An importunate imprecation
But what chords? Strong, yes, but not pompous. Strong could also be inappropriate, as most settings of Agnus Dei (“Lamb of God”) are sweet. But I heard minor chords, loud and shouting, an imprecation almost, to take away the sin of the world and to grant us peace now. Not so angry, though, that one forgets one’s place.
Strong but appropriate; loud but not angry; minor but sweet: Emotions were running swift and confusing, like a river overflowing its banks. These are the times when a composer has to focus. I had four chords of four notes each (one for each of the choir’s voice parts), 16 notes that would determine the piece.
It took a while. A self-effacing A minor for the first chord, but with the third on the bottom, like it was standing on one foot. In the second chord, sopranos descend one note, the tenors retake the A, but the altos’ D adds the feel and color of slate. Chord three breaks through to A major or C-sharp something, I can’t tell, but just this side (it is fervently to be wished) of syrupy. The last chord lands on a real A major but again on one foot, and with the suspension of D against C-sharp it’s like a cool surf refreshing you on a hot day, with the salt water reminding you of the cut on your ankle.
Funny enough
I was mindless of music theory while thrashing these notes about, because I was looking for the exact humors that would fit these words, these emotions, this concert, this Mozart, this audience.
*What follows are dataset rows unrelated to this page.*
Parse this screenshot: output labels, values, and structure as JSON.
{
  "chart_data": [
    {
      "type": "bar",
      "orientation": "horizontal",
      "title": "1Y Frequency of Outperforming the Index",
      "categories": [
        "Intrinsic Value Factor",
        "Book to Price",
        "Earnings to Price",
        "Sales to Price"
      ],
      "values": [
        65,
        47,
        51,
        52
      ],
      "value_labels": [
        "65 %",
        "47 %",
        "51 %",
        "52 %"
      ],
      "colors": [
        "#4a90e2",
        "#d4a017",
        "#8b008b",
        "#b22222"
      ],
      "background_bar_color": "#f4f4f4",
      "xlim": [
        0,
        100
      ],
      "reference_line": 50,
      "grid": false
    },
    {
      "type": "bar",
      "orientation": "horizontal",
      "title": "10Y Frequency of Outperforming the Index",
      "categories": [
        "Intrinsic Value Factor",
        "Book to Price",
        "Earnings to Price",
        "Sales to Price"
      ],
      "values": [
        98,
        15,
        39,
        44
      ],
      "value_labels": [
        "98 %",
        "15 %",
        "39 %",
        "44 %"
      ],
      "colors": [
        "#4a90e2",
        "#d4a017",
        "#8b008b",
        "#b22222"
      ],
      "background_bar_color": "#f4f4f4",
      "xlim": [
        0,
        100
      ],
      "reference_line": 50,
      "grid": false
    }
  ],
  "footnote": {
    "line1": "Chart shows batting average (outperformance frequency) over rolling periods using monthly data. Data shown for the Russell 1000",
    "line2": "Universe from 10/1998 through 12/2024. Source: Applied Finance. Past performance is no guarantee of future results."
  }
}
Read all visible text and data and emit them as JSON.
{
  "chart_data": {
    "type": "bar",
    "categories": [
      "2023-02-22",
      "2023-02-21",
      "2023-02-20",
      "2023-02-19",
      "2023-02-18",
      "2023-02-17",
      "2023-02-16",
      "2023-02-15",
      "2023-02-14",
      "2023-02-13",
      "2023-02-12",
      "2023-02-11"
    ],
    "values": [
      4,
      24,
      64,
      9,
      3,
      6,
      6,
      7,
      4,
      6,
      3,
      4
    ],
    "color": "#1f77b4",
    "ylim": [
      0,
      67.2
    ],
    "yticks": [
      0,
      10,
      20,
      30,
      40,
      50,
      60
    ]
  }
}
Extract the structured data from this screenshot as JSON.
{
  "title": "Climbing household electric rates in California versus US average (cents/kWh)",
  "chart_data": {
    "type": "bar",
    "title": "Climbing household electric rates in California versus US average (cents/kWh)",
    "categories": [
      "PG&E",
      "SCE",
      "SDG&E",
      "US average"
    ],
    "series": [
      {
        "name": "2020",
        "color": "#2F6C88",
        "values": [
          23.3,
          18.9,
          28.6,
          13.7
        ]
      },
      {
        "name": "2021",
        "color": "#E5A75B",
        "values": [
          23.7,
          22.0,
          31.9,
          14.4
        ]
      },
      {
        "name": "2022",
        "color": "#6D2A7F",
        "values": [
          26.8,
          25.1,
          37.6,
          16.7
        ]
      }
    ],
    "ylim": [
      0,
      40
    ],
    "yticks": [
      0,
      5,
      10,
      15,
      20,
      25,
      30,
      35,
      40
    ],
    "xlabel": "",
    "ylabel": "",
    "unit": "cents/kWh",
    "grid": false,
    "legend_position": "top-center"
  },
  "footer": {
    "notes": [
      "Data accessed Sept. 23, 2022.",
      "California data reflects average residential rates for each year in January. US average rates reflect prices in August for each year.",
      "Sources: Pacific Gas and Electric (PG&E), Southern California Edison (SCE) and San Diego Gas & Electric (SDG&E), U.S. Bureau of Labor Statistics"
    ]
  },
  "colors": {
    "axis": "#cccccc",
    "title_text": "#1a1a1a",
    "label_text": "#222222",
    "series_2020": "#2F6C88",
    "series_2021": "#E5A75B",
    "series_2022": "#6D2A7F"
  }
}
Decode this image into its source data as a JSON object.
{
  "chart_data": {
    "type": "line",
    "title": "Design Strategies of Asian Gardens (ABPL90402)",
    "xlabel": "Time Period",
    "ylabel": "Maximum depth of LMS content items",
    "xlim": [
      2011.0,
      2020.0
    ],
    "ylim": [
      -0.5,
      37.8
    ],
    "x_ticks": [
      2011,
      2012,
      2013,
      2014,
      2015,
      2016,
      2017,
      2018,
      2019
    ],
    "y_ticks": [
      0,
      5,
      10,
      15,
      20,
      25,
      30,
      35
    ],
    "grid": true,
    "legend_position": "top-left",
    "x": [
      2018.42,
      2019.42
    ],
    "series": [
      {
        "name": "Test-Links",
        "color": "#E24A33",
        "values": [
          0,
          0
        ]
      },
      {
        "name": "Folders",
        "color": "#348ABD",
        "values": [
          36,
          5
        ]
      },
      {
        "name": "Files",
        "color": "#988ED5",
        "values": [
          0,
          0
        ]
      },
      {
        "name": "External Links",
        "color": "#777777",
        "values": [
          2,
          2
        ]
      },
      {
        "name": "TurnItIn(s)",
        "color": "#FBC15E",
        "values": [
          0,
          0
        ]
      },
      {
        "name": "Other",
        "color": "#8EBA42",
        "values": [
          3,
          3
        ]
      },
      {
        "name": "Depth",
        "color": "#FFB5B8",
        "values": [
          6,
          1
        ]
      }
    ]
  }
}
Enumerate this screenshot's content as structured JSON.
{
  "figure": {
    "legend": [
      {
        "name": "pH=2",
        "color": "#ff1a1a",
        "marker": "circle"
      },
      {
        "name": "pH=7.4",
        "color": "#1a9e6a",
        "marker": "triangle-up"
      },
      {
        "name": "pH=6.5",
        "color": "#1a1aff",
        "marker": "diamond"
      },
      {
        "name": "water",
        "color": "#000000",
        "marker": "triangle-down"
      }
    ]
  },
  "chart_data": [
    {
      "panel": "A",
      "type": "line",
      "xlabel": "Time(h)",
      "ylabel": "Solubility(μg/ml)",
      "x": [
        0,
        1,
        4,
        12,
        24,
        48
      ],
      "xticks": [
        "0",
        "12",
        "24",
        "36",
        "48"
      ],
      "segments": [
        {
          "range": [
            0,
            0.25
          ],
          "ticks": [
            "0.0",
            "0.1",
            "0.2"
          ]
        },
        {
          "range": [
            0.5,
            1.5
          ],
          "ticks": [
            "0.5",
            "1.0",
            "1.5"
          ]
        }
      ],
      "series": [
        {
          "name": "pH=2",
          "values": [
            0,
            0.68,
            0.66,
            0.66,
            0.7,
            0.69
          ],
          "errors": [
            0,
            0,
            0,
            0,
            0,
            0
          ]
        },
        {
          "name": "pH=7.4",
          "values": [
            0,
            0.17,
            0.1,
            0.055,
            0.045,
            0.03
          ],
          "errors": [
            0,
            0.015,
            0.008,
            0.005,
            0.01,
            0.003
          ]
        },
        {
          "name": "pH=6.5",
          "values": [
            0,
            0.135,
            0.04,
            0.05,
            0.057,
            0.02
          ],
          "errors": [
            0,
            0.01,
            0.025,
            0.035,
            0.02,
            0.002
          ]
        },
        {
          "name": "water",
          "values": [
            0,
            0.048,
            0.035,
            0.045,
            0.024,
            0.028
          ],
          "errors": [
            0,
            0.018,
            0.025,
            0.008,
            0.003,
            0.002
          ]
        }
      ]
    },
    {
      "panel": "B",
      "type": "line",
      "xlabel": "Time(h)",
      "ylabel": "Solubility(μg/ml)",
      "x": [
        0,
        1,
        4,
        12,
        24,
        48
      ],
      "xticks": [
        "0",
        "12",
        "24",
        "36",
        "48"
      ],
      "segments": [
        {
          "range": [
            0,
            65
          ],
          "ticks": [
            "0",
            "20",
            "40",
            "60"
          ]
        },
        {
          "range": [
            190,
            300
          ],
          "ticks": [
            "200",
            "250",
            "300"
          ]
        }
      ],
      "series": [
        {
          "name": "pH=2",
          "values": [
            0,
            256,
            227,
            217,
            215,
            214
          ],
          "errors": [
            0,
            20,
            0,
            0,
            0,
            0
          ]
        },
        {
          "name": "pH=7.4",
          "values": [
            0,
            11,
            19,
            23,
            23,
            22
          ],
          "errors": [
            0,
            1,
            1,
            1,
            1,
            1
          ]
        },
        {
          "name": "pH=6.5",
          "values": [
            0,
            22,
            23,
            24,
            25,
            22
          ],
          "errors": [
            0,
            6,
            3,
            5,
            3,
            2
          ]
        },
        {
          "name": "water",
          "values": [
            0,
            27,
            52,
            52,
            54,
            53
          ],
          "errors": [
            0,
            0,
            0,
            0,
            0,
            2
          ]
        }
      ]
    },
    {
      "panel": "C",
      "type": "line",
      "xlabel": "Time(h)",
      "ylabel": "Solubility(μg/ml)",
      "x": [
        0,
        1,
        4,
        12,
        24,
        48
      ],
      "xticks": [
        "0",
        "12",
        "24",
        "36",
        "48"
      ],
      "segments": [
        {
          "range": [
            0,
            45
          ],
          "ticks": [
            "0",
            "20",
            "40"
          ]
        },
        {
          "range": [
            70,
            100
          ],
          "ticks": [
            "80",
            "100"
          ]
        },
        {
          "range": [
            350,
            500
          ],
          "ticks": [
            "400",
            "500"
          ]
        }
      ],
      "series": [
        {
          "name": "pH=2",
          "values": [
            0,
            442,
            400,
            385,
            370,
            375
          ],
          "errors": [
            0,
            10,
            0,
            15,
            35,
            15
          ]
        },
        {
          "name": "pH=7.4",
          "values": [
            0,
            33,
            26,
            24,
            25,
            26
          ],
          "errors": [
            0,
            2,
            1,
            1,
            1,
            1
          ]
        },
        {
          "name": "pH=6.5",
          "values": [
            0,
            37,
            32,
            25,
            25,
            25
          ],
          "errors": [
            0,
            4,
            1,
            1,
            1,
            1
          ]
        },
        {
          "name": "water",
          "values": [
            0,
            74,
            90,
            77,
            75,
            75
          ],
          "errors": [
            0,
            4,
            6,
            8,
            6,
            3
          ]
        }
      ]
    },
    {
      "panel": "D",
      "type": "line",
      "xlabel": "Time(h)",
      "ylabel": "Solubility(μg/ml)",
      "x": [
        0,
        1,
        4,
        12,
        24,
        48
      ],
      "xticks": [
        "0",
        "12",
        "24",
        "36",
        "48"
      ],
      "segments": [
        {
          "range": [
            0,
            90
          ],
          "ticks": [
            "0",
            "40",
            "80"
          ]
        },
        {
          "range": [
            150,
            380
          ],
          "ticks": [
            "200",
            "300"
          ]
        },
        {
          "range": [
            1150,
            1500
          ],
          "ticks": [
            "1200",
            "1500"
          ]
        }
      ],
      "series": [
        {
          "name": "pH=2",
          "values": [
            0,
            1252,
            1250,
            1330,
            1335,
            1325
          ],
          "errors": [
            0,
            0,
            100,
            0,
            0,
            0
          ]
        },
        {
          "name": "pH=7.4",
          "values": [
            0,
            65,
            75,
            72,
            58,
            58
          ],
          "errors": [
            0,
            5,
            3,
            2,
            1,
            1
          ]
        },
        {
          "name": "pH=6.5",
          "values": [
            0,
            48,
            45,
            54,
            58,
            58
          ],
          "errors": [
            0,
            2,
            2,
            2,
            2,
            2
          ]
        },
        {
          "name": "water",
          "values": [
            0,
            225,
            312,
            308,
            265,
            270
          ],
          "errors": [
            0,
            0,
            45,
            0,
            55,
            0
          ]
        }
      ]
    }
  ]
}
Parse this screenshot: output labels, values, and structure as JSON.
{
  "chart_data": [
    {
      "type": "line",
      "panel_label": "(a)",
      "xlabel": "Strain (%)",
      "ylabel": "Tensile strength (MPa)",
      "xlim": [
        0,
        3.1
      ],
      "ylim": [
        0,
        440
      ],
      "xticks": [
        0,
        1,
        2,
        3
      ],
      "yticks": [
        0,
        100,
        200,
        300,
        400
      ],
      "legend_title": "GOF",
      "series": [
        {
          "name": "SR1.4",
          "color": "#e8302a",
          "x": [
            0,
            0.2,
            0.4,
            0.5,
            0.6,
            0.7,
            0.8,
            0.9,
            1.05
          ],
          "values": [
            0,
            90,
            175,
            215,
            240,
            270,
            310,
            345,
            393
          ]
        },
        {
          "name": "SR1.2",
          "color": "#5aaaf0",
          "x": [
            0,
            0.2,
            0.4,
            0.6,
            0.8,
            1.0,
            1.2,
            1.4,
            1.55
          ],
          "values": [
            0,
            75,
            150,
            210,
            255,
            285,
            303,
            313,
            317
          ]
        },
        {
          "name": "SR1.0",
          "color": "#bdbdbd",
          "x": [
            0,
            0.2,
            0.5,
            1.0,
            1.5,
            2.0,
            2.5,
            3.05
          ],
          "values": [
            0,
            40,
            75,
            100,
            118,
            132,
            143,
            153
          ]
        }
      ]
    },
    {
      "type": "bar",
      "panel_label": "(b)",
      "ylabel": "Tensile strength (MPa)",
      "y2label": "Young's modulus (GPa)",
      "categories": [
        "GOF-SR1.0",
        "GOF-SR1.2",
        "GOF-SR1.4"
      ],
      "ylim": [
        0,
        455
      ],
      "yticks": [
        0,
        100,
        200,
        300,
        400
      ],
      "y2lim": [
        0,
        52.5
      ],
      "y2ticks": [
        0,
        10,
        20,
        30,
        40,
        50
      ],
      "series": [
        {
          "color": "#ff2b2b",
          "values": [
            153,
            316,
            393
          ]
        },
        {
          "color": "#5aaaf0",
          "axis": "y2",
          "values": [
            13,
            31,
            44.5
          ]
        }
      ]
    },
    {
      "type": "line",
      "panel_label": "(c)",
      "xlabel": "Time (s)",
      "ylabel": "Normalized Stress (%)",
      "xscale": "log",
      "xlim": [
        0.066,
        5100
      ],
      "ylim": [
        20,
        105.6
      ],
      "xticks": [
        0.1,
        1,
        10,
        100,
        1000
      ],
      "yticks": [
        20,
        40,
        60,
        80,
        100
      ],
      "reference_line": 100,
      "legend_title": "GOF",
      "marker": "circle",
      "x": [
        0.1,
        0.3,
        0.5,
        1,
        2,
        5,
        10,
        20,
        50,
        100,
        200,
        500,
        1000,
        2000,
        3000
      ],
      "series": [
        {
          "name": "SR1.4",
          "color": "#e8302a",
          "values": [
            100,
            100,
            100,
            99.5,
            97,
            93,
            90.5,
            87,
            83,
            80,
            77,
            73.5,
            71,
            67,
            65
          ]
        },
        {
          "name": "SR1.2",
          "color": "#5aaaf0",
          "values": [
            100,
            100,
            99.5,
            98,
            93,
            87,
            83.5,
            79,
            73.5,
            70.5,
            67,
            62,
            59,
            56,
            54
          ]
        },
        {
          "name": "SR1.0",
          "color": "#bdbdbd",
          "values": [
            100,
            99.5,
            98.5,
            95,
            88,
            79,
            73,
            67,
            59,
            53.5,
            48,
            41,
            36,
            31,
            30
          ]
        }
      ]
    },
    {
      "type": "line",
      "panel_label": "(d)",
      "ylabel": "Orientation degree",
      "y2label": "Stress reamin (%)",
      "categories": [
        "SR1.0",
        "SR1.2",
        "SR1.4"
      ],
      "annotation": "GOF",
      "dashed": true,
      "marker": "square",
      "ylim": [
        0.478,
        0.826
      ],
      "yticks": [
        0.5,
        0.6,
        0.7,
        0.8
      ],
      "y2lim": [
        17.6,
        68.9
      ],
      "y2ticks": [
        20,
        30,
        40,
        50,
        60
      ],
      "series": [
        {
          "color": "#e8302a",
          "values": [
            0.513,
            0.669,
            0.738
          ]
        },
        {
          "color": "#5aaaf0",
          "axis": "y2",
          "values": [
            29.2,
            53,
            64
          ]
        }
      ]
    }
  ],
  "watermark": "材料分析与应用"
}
Could these chords evoke these humors, and when they return in a different key at the end 13 minutes later, would they still reach the audience? Would they get it?
I hope so. I feel good about it, because, after all, I’ve been practicing. When I said “I think there’s rice in this potato soup,” and Fred laughed, I felt like a composer. Good thing, because it wasn’t much of a joke. But it hit.